2. WSN-P: Word similarity network for PTT data.
3. WCN-J: Word co-occurrence network for judicial judgment data.
4. WSN-J: Word similarity network for judicial judgment data.
To reduce computational load, only 1/10 of the vocabulary was randomly selected for network building. For WCNs, word co-occurrence was determined by the presence of two words in the same text. For WSNs, a similarity threshold was set at the 99th percentile, and words were considered similar if their similarity exceeded this threshold.
Experimental Design
Degree Distribution
The degree distributions of the four networks were assessed by fitting them to power law and two-regime power law models. The goodness of fit was evaluated using sums of squared residuals (SSR) and Akaike Information Criterion (AIC).
Small-world Property
The small-world property was determined by comparing the average clustering coefficients (CC) of the target networks with those of Erdos-Renyi (ER) random networks. A network is considered small-world if its CC is significantly larger than that of an ER random network.
Assortativity
Assortativity was measured using the degree assortativity coefficient (DAC), which indicates the tendency for nodes to connect with nodes of similar or different degrees. A positive DAC indicates assortativity, a negative DAC indicates disassortativity, and a DAC close to zero indicates a random distribution.
Results and Analysis
Degree Distribution
The degree distributions of the four networks are illustrated in Figure 1.
The results indicate that while WCN-P is straightforwardly scale-free, the other three networks are ambiguous between power law and two-regime power law distributions. However, goodness-of-fit results show that all four networks are generally scale-free, as indicated by lower SSR and AIC values for the power law models (Table II).
Small-worldness
The clustering coefficients for the four networks are listed in Table III, showing that all four networks possess small-world properties.
Assortativity
The degree assortativity coefficients for the four networks are listed in Table IV. The negative DAC values suggest general disassortativity, with WSN-J being relatively neutral. WCN networks are generally more disassortative than WSN networks for both well-formed and ill-formed data.
Overall Conclusion
Degree Distribution for Networks Based on Ill-formed and Well-formed Data
The study found that the scale-free property is not exclusive to networks derived from ill-formed texts. Judicial judgment data, which is well-formed, also exhibited scale-free properties. This suggests that the scale-free property may be related to the specificity of the texts rather than their well-formedness.
Universality of the Three Parameters
The analysis showed that the structural properties of WCNs and WSNs for Taiwan Mandarin texts are similar to those observed in previous studies on English texts. This indicates that these characteristics are universal across languages and potentially shared among different network types.

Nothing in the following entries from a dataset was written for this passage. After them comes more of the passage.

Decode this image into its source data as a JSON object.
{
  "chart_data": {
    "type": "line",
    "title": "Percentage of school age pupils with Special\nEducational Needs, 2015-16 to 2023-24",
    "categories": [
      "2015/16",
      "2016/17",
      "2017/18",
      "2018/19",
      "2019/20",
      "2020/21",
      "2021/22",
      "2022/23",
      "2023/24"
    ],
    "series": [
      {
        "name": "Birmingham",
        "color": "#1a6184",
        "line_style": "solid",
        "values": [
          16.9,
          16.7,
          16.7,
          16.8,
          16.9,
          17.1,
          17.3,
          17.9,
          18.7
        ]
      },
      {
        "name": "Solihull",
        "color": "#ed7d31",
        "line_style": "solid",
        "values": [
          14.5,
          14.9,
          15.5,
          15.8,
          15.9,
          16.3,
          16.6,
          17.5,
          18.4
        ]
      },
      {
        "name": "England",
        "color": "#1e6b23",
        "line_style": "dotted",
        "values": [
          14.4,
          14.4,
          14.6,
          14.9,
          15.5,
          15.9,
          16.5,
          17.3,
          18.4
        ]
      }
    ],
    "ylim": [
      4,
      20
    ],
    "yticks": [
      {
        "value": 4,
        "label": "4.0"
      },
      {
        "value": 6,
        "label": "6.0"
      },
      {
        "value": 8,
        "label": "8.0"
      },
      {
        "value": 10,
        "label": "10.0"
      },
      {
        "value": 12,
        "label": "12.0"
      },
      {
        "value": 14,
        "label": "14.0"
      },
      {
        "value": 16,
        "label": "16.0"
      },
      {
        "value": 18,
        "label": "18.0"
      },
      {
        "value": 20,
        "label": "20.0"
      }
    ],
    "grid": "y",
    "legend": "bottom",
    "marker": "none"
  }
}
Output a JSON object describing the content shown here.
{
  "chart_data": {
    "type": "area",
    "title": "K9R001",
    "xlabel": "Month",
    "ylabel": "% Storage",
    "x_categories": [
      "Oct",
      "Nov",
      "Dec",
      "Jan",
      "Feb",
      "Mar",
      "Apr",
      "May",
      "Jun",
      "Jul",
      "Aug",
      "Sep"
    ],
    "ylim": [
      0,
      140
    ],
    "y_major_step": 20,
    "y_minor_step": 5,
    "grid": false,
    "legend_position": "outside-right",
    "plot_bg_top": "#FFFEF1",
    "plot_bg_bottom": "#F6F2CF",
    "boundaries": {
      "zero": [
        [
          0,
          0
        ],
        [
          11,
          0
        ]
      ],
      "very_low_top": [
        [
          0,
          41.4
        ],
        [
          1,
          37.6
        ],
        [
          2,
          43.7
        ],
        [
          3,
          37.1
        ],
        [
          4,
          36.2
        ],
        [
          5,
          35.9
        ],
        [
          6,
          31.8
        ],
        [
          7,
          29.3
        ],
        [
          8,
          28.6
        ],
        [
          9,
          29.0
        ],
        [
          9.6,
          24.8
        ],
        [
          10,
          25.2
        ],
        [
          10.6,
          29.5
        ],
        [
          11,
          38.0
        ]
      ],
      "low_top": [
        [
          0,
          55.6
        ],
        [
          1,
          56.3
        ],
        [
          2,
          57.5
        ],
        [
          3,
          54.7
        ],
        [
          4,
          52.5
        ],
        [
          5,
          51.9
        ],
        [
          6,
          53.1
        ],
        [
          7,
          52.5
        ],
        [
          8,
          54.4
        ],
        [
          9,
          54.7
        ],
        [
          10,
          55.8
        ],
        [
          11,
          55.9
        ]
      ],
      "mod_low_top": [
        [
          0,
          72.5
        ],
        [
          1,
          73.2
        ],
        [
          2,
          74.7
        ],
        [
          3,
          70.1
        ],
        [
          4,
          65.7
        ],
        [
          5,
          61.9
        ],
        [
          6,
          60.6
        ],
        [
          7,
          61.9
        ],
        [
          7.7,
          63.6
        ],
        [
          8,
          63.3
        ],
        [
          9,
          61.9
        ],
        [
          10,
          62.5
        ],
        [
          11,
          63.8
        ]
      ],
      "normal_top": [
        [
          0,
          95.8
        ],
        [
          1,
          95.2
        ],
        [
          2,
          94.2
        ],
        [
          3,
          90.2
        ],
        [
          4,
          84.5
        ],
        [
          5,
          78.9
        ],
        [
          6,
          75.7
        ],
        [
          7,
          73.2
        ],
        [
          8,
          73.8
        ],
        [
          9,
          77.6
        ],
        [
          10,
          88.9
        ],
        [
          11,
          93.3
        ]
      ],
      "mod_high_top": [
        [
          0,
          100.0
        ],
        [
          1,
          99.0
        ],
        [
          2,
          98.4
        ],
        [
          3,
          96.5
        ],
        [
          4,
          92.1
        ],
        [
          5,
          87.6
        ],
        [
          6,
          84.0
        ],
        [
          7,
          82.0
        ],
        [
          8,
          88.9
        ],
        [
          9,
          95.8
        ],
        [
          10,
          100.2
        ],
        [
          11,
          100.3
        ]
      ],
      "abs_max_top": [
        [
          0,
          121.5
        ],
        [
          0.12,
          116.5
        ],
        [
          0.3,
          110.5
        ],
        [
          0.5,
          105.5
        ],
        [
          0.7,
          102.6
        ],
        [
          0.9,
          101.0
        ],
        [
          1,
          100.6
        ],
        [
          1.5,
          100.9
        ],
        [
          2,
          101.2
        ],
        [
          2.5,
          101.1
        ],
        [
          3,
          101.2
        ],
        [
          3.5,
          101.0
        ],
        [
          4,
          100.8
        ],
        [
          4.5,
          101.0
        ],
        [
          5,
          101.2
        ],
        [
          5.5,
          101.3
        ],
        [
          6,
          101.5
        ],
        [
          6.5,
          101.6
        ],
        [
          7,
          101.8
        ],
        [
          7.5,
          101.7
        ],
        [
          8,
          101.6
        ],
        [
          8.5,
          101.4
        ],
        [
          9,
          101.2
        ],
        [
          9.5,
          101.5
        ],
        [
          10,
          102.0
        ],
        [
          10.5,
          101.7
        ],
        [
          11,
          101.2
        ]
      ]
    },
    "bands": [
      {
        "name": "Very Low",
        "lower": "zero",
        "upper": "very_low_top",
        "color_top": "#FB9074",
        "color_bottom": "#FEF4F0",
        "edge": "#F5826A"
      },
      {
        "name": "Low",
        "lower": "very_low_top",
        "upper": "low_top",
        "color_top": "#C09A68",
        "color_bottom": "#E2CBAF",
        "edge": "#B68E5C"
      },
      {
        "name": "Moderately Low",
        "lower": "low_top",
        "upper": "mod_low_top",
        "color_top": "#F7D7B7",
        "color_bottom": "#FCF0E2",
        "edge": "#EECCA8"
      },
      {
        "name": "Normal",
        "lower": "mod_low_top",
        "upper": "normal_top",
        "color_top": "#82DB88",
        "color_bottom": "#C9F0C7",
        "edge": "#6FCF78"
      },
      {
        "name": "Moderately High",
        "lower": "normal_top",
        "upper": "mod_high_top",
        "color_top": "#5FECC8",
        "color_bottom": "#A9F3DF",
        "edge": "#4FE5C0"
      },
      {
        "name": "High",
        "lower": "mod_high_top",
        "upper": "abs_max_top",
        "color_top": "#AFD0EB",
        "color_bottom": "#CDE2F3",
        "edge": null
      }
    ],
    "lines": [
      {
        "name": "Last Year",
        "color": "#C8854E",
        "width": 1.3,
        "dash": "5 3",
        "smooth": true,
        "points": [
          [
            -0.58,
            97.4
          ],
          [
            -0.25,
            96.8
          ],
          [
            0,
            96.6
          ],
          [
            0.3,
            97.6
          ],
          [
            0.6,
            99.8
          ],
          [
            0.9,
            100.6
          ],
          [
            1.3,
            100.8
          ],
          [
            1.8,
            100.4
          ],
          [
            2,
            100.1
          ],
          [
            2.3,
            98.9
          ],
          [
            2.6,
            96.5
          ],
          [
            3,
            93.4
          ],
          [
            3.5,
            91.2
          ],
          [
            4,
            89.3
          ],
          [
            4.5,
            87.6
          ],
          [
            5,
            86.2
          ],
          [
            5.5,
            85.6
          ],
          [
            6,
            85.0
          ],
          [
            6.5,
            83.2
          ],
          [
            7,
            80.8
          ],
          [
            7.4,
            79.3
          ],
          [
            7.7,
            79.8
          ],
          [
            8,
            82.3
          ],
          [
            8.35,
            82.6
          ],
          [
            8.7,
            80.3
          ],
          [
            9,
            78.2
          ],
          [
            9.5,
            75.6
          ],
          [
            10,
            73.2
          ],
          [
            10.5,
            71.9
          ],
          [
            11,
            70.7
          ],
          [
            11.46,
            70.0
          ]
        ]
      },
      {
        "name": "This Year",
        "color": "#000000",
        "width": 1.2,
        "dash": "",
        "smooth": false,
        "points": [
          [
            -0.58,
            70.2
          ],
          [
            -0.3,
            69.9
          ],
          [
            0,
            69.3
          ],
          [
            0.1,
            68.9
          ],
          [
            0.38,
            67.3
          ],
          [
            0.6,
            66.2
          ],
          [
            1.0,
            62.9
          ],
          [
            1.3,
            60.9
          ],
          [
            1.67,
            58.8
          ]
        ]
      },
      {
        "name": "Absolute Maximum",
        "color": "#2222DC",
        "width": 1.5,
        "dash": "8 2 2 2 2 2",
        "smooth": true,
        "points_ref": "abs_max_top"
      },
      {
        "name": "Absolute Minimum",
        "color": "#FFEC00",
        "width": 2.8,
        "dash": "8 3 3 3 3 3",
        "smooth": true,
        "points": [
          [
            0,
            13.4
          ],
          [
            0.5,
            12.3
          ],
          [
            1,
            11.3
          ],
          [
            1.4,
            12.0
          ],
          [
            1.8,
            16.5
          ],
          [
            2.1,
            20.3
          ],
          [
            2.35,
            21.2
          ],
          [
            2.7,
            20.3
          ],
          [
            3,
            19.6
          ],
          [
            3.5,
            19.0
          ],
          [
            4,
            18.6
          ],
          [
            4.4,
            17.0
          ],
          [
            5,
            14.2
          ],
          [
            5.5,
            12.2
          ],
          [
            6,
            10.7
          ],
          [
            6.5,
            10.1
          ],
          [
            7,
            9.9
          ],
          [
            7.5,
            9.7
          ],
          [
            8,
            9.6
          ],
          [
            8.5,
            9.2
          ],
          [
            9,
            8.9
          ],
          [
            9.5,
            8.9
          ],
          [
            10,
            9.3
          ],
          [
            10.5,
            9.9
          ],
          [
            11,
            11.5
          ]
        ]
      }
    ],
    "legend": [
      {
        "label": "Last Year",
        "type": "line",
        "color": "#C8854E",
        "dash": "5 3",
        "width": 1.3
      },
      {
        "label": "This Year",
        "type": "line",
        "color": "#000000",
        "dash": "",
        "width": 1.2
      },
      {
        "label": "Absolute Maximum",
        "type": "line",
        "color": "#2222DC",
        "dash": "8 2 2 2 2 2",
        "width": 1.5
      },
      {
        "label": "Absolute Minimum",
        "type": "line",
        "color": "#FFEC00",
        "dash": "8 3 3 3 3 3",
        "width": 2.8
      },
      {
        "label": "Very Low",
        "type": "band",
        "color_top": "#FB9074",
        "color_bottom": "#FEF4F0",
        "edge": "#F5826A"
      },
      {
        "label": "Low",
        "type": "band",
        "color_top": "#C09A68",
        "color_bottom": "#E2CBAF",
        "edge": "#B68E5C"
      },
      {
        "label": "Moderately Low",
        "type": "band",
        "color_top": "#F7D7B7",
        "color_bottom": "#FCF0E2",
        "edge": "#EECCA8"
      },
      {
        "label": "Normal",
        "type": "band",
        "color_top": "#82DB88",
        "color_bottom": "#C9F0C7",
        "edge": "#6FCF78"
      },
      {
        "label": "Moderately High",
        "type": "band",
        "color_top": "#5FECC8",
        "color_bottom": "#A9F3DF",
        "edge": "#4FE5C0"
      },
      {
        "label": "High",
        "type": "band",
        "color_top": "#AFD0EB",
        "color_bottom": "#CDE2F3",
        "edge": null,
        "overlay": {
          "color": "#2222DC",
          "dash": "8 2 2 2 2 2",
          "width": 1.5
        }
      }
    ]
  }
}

Potential Different Tendencies of Word Similarity Networks
While both WCNs and WSNs demonstrated similar properties, WSNs exhibited smaller clustering coefficients and DAC values closer to zero, indicating less significant small-worldness and disassortativity compared to WCNs. Further research is needed to determine whether these discrepancies are consistent across different types of texts.
In summary, this study provides valuable insights into the structural properties of word co-occurrence and word similarity networks for Taiwan Mandarin texts, highlighting the universality of these properties across languages and network types.